Speaker
Description
Parity nonconservation (PNC) in atoms is a tiny weak interaction effect,
arising largely from Z-boson exchange between atomic electrons and neutrons. This has been a rich area of study for the past few decades with the weak charge measured with up to a fraction of a percent precision, and the nuclear anapole moment experimentally observed once, with an uncertainty approaching 10%. Of recent interest, is the weak quadrupole moment (WQM), which leads to small changes in parity-violating amplitudes between hyperfine states in deformed nuclei (Flambaum, Dzuba, & Harabati, 2017).

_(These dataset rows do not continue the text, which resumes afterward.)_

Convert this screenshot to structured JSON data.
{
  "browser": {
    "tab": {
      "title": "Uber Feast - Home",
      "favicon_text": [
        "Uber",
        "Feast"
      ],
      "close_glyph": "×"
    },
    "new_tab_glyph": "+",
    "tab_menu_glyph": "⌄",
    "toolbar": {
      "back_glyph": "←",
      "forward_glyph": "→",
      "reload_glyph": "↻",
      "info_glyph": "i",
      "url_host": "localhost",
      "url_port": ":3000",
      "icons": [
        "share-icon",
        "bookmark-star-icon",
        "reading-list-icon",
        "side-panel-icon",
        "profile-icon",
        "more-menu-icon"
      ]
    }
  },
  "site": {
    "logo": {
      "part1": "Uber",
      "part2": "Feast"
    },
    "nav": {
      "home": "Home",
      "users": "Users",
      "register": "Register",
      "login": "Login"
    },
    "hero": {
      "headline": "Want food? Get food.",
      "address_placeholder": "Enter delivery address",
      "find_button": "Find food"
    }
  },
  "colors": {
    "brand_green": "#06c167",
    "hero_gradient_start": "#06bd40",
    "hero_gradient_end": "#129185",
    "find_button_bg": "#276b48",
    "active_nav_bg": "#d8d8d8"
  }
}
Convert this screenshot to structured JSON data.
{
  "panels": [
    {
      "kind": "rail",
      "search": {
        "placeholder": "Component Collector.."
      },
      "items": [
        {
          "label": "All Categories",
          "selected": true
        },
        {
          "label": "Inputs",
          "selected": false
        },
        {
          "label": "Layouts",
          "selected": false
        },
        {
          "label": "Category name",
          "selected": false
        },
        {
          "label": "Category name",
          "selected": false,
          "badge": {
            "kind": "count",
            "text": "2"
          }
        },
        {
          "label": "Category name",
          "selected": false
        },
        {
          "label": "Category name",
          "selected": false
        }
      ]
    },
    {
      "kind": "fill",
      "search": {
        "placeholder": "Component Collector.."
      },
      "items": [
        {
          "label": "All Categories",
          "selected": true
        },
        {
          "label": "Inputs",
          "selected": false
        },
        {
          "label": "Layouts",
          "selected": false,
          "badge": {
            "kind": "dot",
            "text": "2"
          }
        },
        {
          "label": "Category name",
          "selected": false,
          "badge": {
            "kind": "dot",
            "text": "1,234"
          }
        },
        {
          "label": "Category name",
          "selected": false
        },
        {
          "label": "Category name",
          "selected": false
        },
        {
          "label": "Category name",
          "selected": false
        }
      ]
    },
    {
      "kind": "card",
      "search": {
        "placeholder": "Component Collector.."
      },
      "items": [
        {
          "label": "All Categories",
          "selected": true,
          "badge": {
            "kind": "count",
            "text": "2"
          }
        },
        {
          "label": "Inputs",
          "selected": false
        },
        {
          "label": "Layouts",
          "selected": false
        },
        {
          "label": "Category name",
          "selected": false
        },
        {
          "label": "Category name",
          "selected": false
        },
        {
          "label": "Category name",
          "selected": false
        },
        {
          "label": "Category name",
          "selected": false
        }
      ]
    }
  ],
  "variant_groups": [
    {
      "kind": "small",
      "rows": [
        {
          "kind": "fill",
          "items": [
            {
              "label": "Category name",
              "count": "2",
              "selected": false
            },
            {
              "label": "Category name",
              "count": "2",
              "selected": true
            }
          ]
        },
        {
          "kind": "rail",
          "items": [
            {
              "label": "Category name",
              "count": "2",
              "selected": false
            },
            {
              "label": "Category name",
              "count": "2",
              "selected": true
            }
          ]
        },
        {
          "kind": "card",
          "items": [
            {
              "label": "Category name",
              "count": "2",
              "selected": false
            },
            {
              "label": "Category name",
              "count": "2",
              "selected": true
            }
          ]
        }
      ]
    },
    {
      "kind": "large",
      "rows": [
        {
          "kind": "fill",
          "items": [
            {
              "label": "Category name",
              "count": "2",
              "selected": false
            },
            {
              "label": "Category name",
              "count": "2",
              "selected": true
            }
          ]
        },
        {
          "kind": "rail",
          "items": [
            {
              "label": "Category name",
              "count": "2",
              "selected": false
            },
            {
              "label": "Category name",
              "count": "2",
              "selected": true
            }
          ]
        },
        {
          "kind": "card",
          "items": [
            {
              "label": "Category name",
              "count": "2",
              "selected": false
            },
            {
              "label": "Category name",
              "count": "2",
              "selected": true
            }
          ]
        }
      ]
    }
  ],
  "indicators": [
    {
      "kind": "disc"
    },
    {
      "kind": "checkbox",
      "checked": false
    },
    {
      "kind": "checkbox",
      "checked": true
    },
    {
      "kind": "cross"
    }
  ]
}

Nuclei with a quadrupole deformation have an enhanced WQM which induces the tensor weak electron-nucleus interaction in atoms and molecules. Recently, it has been shown that in diatomic molecules containing an atom with a quadrupole deformation, the WQM can become the dominant contributor to the PNC amplitude (Skripnikov, Petrov, Titov, & Flambaum, 2019). Studying this moment in molecules presents a promising avenue for the experimental verification of the WQM, with ideal candidates already identified. Utilising relevant atomic and molecular theory, I calculate the PNC amplitude of the WQM for triply-ionised thorium which is an ion of recent interest in its own right. Additionally, I compute the PNC amplitudes for diatomic molecules containing thorium, which have been flagged as promising candidates for future high-precision measurements.